The only thing that saves us from the bureaucracy is its inefficiency.
- Eugene McCarthy
I'm always wary this time of year because our legislatures and Congress go back to work.
They mean well, of course, but it often seems government has difficulty solving the problems we citizens create.
Personally, I think they try too hard. With all the Western folks in town for the Augusta Futurity, I'm reminded of the old Indian saying: "When you discover you are riding a dead horse, the best strategy is to dismount."
Well, no. And a reader passed along this wonderful example of what happens when government has to solve the aforementioned problems of riding a dead horse.
1. Changing riders.
2. Buying a bigger whip.
3. Appointing a committee to study the horse.
4. Visiting other cities/states/countries to see how they ride dead horses.
5. Lowering standards so dead horses can be included.
6. Reclassifying the dead horse as "living-impaired."
7. Hiring outside contractors to ride the dead horse.
8. Harnessing several dead horses together to increase speed.
9. Providing additional funding/training to increase the dead horse's performance.

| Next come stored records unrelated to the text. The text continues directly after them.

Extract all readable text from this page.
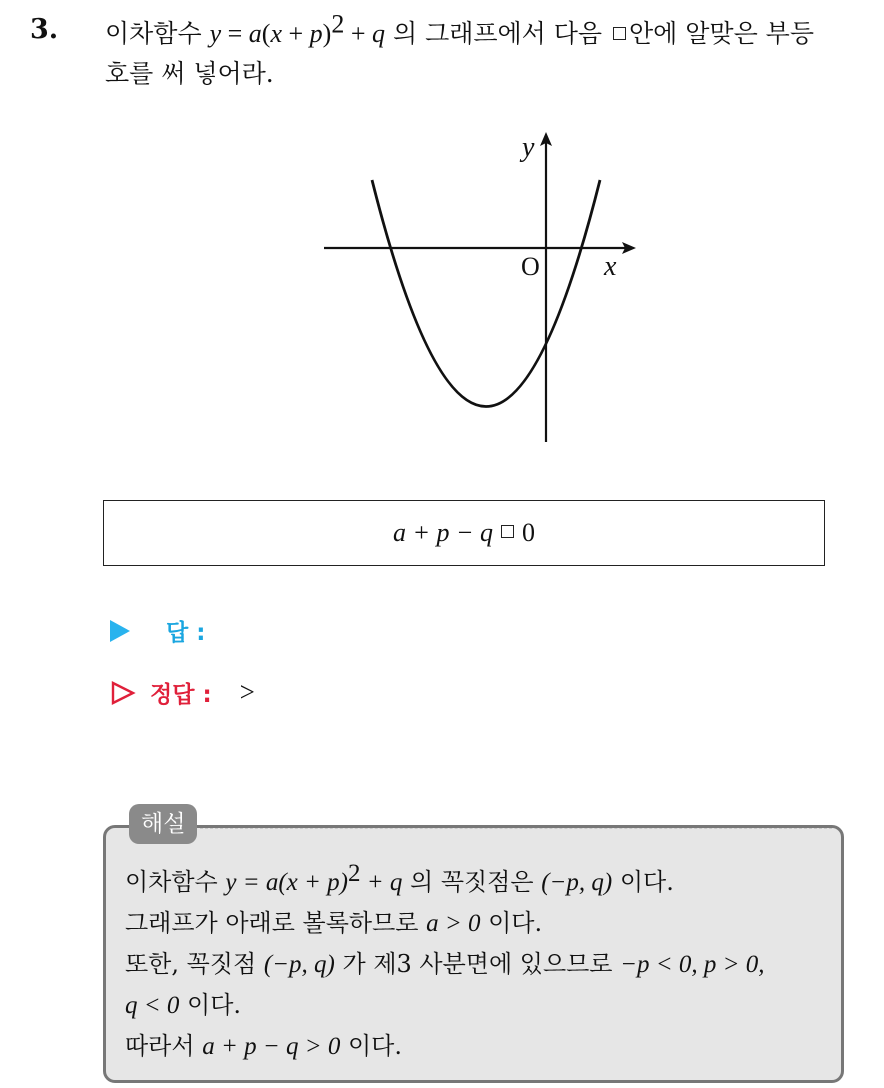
3. 이차함수 $y = a(x + p)^2 + q$ 의 그래프에서 다음 안에 알맞은 부등
호를 써 넣어라.
y
x
O
a + p − q 0
답 :
정답 : >
해설
이차함수 $y = a(x + p)^2 + q$ 의 꼭짓점은 (−p, q) 이다.
그래프가 아래로 볼록하므로 a > 0 이다.
또한, 꼭짓점 (−p, q) 가 제3 사분면에 있으므로 −p < 0, p > 0,
q < 0 이다.
따라서 a + p − q > 0 이다.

10. Conducting a productivity study to see if a lighter rider would help the dead horse.
11. Declaring that, because the dead horse does not have to be fed, it is less costly, carries lower overhead and contributes more to the bottom line than live horses.
12. Rewriting the performance requirements for all horses.

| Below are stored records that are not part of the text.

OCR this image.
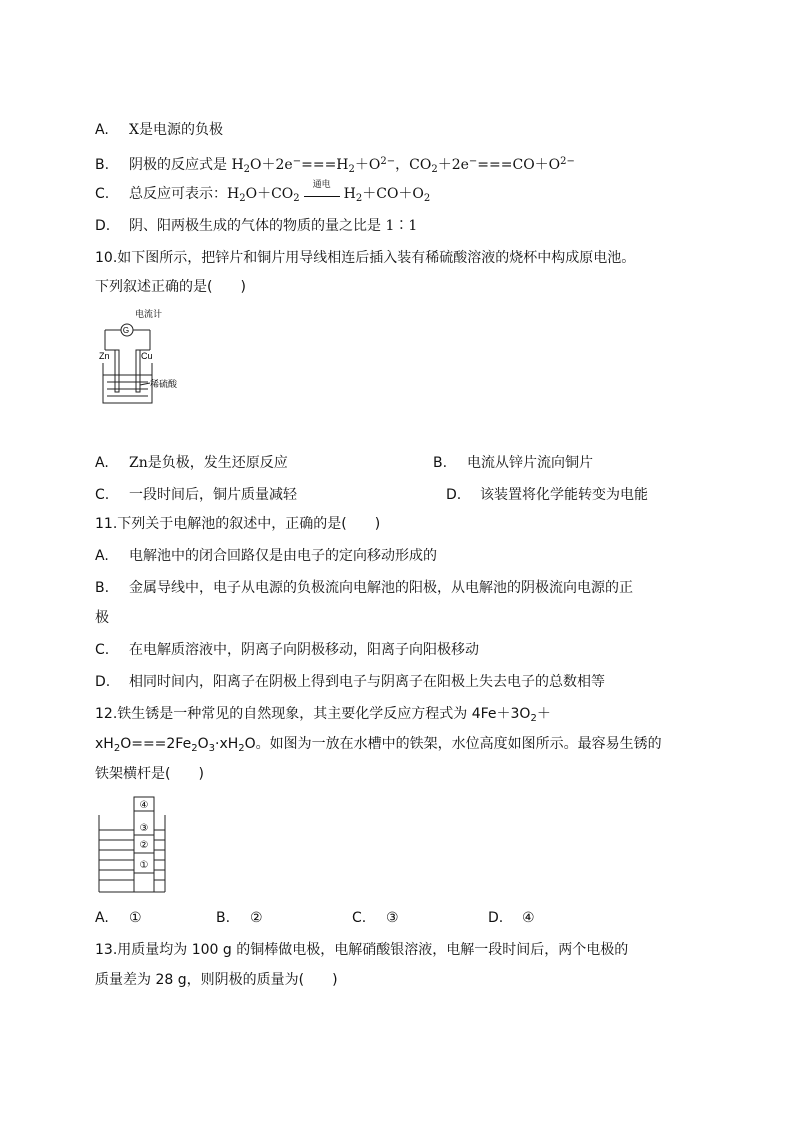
A. X是电源的负极
B. 阴极的反应式是 $H_2O+2e^-===H_2+O^{2-}$，$CO_2+2e^-===CO+O^{2-}$
C. 总反应可表示：$H_2O+CO_2$
通电
$H_2+CO+O_2$
D. 阴、阳两极生成的气体的物质的量之比是 1∶1
10.如下图所示，把锌片和铜片用导线相连后插入装有稀硫酸溶液的烧杯中构成原电池。
下列叙述正确的是(　　)
G
电流计
Zn	Cu
稀硫酸
A. Zn是负极，发生还原反应	B. 电流从锌片流向铜片
C. 一段时间后，铜片质量减轻	D. 该装置将化学能转变为电能
11.下列关于电解池的叙述中，正确的是(　　)
A. 电解池中的闭合回路仅是由电子的定向移动形成的
B. 金属导线中，电子从电源的负极流向电解池的阳极，从电解池的阴极流向电源的正
极
C. 在电解质溶液中，阴离子向阴极移动，阳离子向阳极移动
D. 相同时间内，阳离子在阴极上得到电子与阴离子在阳极上失去电子的总数相等
12.铁生锈是一种常见的自然现象，其主要化学反应方程式为 $4Fe+3O_2+$
$xH_2O===2Fe_2O_3\cdot xH_2O$。如图为一放在水槽中的铁架，水位高度如图所示。最容易生锈的
铁架横杆是(　　)
④
③
②
①
A. ①	B. ②	C. ③	D. ④
13.用质量均为 100 g 的铜棒做电极，电解硝酸银溶液，电解一段时间后，两个电极的
质量差为 28 g，则阴极的质量为(　　)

13. And (my favorite) promoting the dead horse to a supervisory or elected position.
The last is apparently popular and explains much about what goes on in our legislatures and Congress.
There is the story of a pastor who got up one Sunday and announced to his congregation: "I have good news and bad news. The good news is, we have enough money to pay for our new building program. The bad news is, it's still out there in your pockets."